“上次在酒吧外面堵截我们的人也是你对吧?”赵小懿看了一眼躺在床上的人,死死地钳住他质问道。
“那天晚上被揍的人是你吧?”范良清瞅着眼前的人上下打量了一遍反问道,语气中带着明显的戏谑。
“你……”赵小懿一怒,抓着范良清的手反手一扭,他手中的镰刀顿时掉到地上,“今晚上就算你真把恭玏给杀了,也跑不出这圈儿地,再怎么着都是死路一条,你说你这又是何苦呢?”

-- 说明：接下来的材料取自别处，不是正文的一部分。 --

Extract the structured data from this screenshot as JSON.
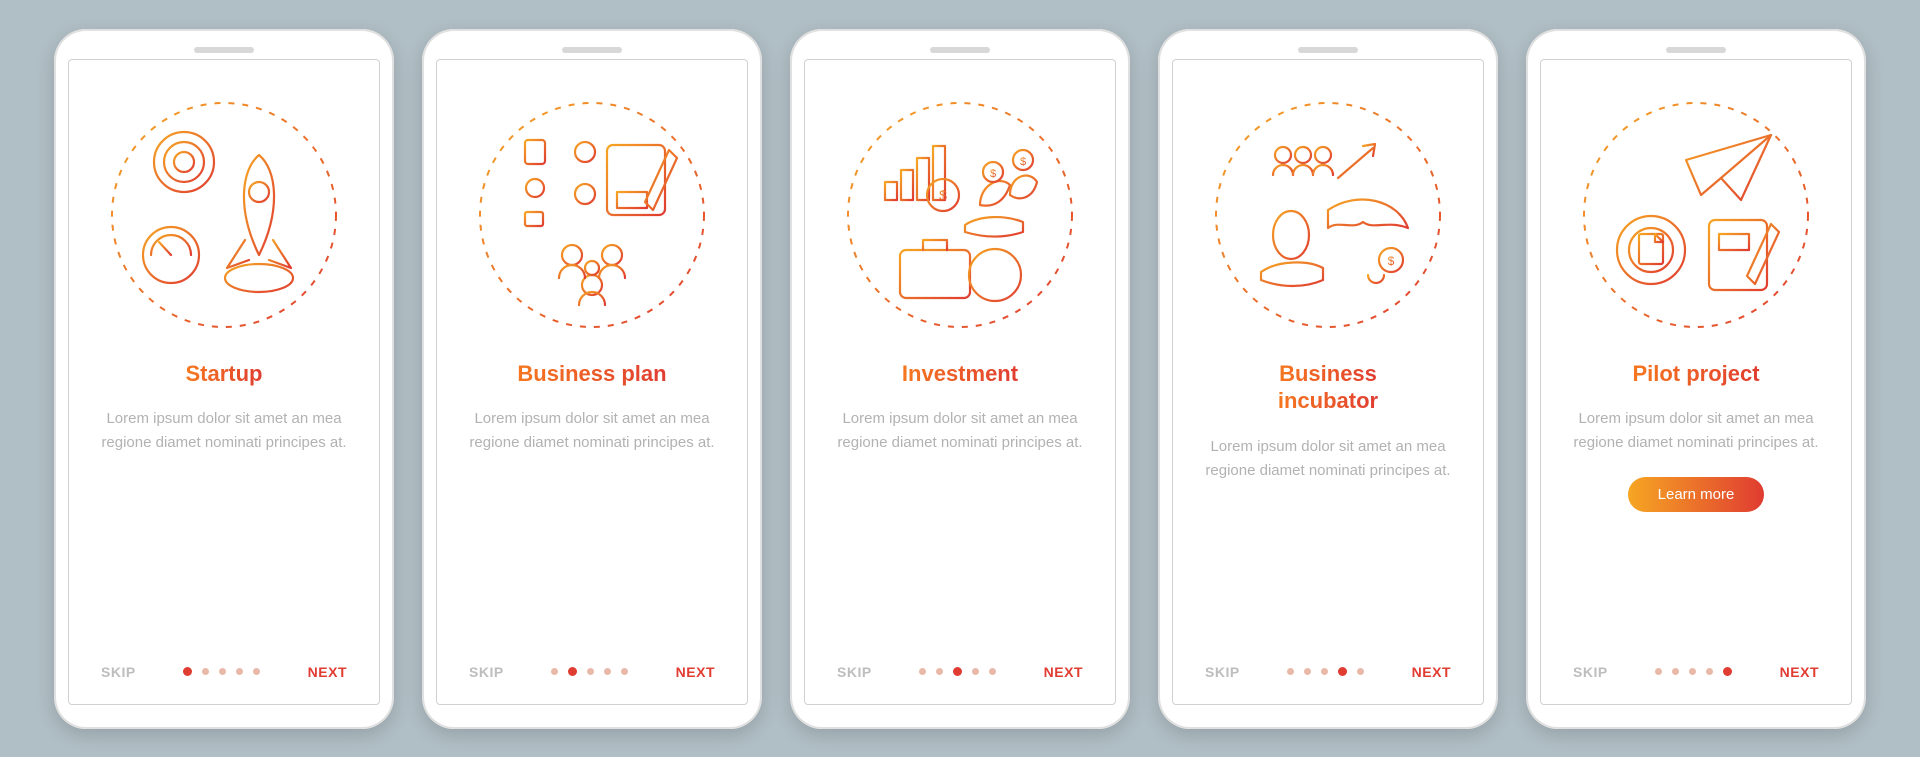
{
  "common": {
    "skip": "SKIP",
    "next": "NEXT",
    "desc": "Lorem ipsum dolor sit amet an mea regione diamet nominati principes at.",
    "cta": "Learn more"
  },
  "screens": [
    {
      "title": "Startup",
      "activeDot": 0,
      "icon": "startup",
      "showCta": false
    },
    {
      "title": "Business plan",
      "activeDot": 1,
      "icon": "business-plan",
      "showCta": false
    },
    {
      "title": "Investment",
      "activeDot": 2,
      "icon": "investment",
      "showCta": false
    },
    {
      "title": "Business\nincubator",
      "activeDot": 3,
      "icon": "business-incubator",
      "showCta": false
    },
    {
      "title": "Pilot project",
      "activeDot": 4,
      "icon": "pilot-project",
      "showCta": true
    }
  ],
  "dotCount": 5
}
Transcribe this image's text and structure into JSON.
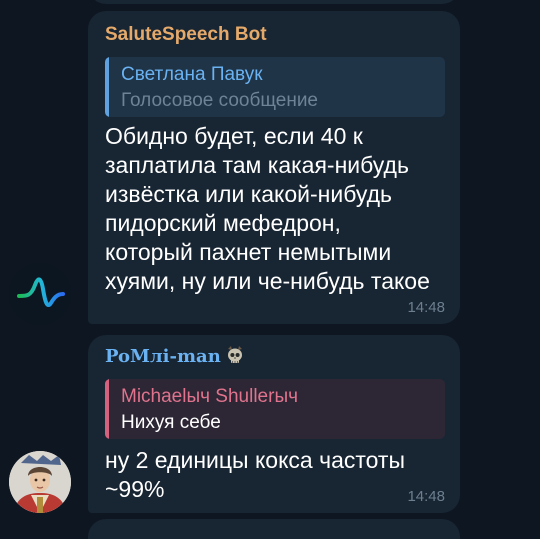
{
  "messages": [
    {
      "sender": "SaluteSpeech Bot",
      "reply": {
        "author": "Светлана Павук",
        "text": "Голосовое сообщение"
      },
      "text_lines": [
        "Обидно будет, если 40 к",
        "заплатила там какая-нибудь",
        "извёстка или какой-нибудь",
        "пидорский мефедрон,",
        "который пахнет немытыми",
        "хуями, ну или че-нибудь такое"
      ],
      "time": "14:48",
      "avatar_icon": "salute-wave-logo-icon"
    },
    {
      "sender": "PoMлi-man",
      "sender_badge_icon": "skull-emoji-icon",
      "reply": {
        "author": "Michaelыч Shullerыч",
        "text": "Нихуя себе"
      },
      "text_lines": [
        "ну 2 единицы кокса частоты",
        "~99%"
      ],
      "time": "14:48",
      "avatar_icon": "portrait-avatar-icon"
    }
  ],
  "colors": {
    "background": "#0e1621",
    "bubble": "#182533",
    "sender1": "#e5aa6a",
    "sender2": "#6ab2f2",
    "reply_accent_blue": "#5fa2df",
    "reply_accent_pink": "#d4627f"
  }
}
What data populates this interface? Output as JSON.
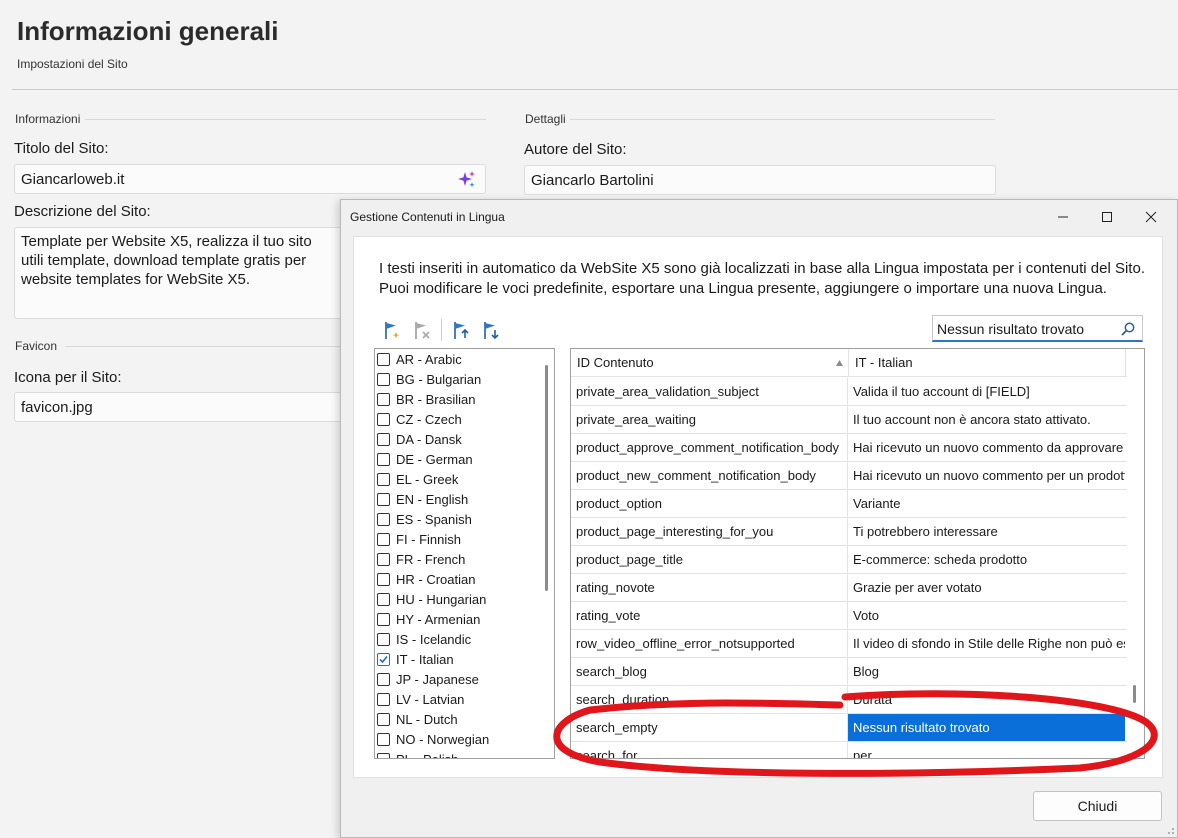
{
  "page": {
    "title": "Informazioni generali",
    "subtitle": "Impostazioni del Sito"
  },
  "info_section": {
    "heading": "Informazioni",
    "site_title_label": "Titolo del Sito:",
    "site_title_value": "Giancarloweb.it",
    "site_desc_label": "Descrizione del Sito:",
    "site_desc_value": "Template per Website X5, realizza il tuo sito utili template, download template gratis per website templates for WebSite X5."
  },
  "details_section": {
    "heading": "Dettagli",
    "author_label": "Autore del Sito:",
    "author_value": "Giancarlo Bartolini"
  },
  "favicon_section": {
    "heading": "Favicon",
    "icon_label": "Icona per il Sito:",
    "icon_value": "favicon.jpg"
  },
  "dialog": {
    "title": "Gestione Contenuti in Lingua",
    "intro": "I testi inseriti in automatico da WebSite X5 sono già localizzati in base alla Lingua impostata per i contenuti del Sito. Puoi modificare le voci predefinite, esportare una Lingua presente, aggiungere o importare una nuova Lingua.",
    "search_value": "Nessun risultato trovato",
    "close_label": "Chiudi",
    "toolbar_icons": [
      "flag-add-icon",
      "flag-remove-icon",
      "flag-export-icon",
      "flag-import-icon"
    ],
    "languages": [
      {
        "label": "AR - Arabic",
        "checked": false
      },
      {
        "label": "BG - Bulgarian",
        "checked": false
      },
      {
        "label": "BR - Brasilian",
        "checked": false
      },
      {
        "label": "CZ - Czech",
        "checked": false
      },
      {
        "label": "DA - Dansk",
        "checked": false
      },
      {
        "label": "DE - German",
        "checked": false
      },
      {
        "label": "EL - Greek",
        "checked": false
      },
      {
        "label": "EN - English",
        "checked": false
      },
      {
        "label": "ES - Spanish",
        "checked": false
      },
      {
        "label": "FI - Finnish",
        "checked": false
      },
      {
        "label": "FR - French",
        "checked": false
      },
      {
        "label": "HR - Croatian",
        "checked": false
      },
      {
        "label": "HU - Hungarian",
        "checked": false
      },
      {
        "label": "HY - Armenian",
        "checked": false
      },
      {
        "label": "IS - Icelandic",
        "checked": false
      },
      {
        "label": "IT - Italian",
        "checked": true
      },
      {
        "label": "JP - Japanese",
        "checked": false
      },
      {
        "label": "LV - Latvian",
        "checked": false
      },
      {
        "label": "NL - Dutch",
        "checked": false
      },
      {
        "label": "NO - Norwegian",
        "checked": false
      },
      {
        "label": "PL - Polish",
        "checked": false
      }
    ],
    "grid": {
      "col_id": "ID Contenuto",
      "col_lang": "IT - Italian",
      "rows": [
        {
          "id": "private_area_validation_subject",
          "value": "Valida il tuo account di [FIELD]"
        },
        {
          "id": "private_area_waiting",
          "value": "Il tuo account non è ancora stato attivato."
        },
        {
          "id": "product_approve_comment_notification_body",
          "value": "Hai ricevuto un nuovo commento da approvare"
        },
        {
          "id": "product_new_comment_notification_body",
          "value": "Hai ricevuto un nuovo commento per un prodotto"
        },
        {
          "id": "product_option",
          "value": "Variante"
        },
        {
          "id": "product_page_interesting_for_you",
          "value": "Ti potrebbero interessare"
        },
        {
          "id": "product_page_title",
          "value": "E-commerce: scheda prodotto"
        },
        {
          "id": "rating_novote",
          "value": "Grazie per aver votato"
        },
        {
          "id": "rating_vote",
          "value": "Voto"
        },
        {
          "id": "row_video_offline_error_notsupported",
          "value": "Il video di sfondo in Stile delle Righe non può essere riprodotto"
        },
        {
          "id": "search_blog",
          "value": "Blog"
        },
        {
          "id": "search_duration",
          "value": "Durata"
        },
        {
          "id": "search_empty",
          "value": "Nessun risultato trovato"
        },
        {
          "id": "search_for",
          "value": "per"
        }
      ],
      "selected_row": "search_empty"
    }
  },
  "colors": {
    "selection": "#0a6fd8",
    "annotation": "#e0161b",
    "checkbox": "#1c6fc7"
  }
}
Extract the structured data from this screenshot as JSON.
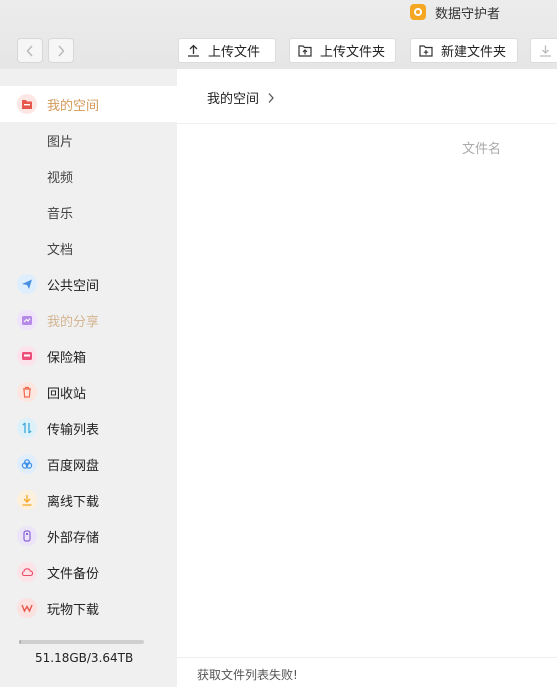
{
  "app": {
    "title": "数据守护者"
  },
  "toolbar": {
    "upload_file": "上传文件",
    "upload_folder": "上传文件夹",
    "new_folder": "新建文件夹"
  },
  "sidebar": {
    "items": [
      {
        "label": "我的空间",
        "icon": "my-space-icon",
        "color": "#e8574d"
      },
      {
        "label": "图片"
      },
      {
        "label": "视频"
      },
      {
        "label": "音乐"
      },
      {
        "label": "文档"
      },
      {
        "label": "公共空间",
        "icon": "send-icon",
        "color": "#4a90e2"
      },
      {
        "label": "我的分享",
        "icon": "share-icon",
        "color": "#a66ee0"
      },
      {
        "label": "保险箱",
        "icon": "safe-icon",
        "color": "#ec4f7a"
      },
      {
        "label": "回收站",
        "icon": "trash-icon",
        "color": "#f06a4e"
      },
      {
        "label": "传输列表",
        "icon": "transfer-icon",
        "color": "#3fa9d9"
      },
      {
        "label": "百度网盘",
        "icon": "cloud-icon",
        "color": "#3a8ee6"
      },
      {
        "label": "离线下载",
        "icon": "download-icon",
        "color": "#f5a623"
      },
      {
        "label": "外部存储",
        "icon": "usb-icon",
        "color": "#8a63d2"
      },
      {
        "label": "文件备份",
        "icon": "backup-icon",
        "color": "#e94e6b"
      },
      {
        "label": "玩物下载",
        "icon": "wanwu-icon",
        "color": "#e8574d"
      }
    ],
    "storage": {
      "used_text": "51.18GB/3.64TB",
      "fraction": 0.014
    }
  },
  "main": {
    "breadcrumb": "我的空间",
    "column_header": "文件名",
    "status": "获取文件列表失败!"
  }
}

“你懂什么?”范良清蔑视的一哼:“只要把他杀了,哪怕是死路一条,那也值了。”
赵小懿很是好奇,问:“到底是什么血海深仇让你非得用这么极端的方式来解决?”
“没你想得那么复杂,就是血债血偿。”
这句话说完后,两个人都沉默了。范良清是觉得没什么好说的,而赵小懿则是不知道该说什么。他当警察这些年,逮捕过的嫌疑犯数不胜数,还是第一次遇见这种连杀人都这么理直气壮问心无愧的人,他无话可说了。
“出于善意,我要提醒你一下,”赵小懿从裤兜里掏出手铐:“来之前我已经通知过刑侦大队,他们在二十分钟内就会到达这里,介于目前的情况,你暂时算是杀人未遂,只要你积极配合警方调查,勇于承担……”
话还没说完,就在手铐要拷上的那一瞬间,范良清猛然抬起腿一个后踢毫不留情的踹到赵小懿的小腹上,把悴不及防的他一脚踹得砸在衣柜上。
范良清转身看了赵小懿一眼,一个大步跨到床边弯下腰捡起那把镰刀,不假思索的冲到恭玏床边,冲着昏迷过去的恭玏举起手中的武器对准脑袋用力往下砍。
不料这时候赵小懿突然纵身一跃从地上弹起来,强忍着肚子的抽痛,拼死一把将他扑倒并顺势骑到他身上,右手紧紧掐住他的喉咙。
暂时处于上风的赵小懿胸口微喘,面无表情的看着身下的人:“你……你他妈还真是活腻了。”
范良清被掐得仿佛一下子所有话都噎在了喉咙处,除了呜咽和满头的青筋暴露,一个字都说不出来。他知道自己不能再耽误一分一秒,硬撑着举起镰刀使尽全身力气朝赵小懿挥去,赵小懿没想到在这种情况下他还会动手,又一个防不胜防,这次直接被镰刀砍在了肩膀上。
他一声惨叫捂着肩膀倒在地上,一瓢鲜血同时喷了出来,血淋淋的溅开。
范良清连滚带爬的忙从地上撑起来,刚才被赵小懿死掐住脖子,搞得他现在头昏眼花,站都站不稳,看人都带重影儿。他紧握着手里的镰刀,步履蹒跚着再次朝恭玏走过去。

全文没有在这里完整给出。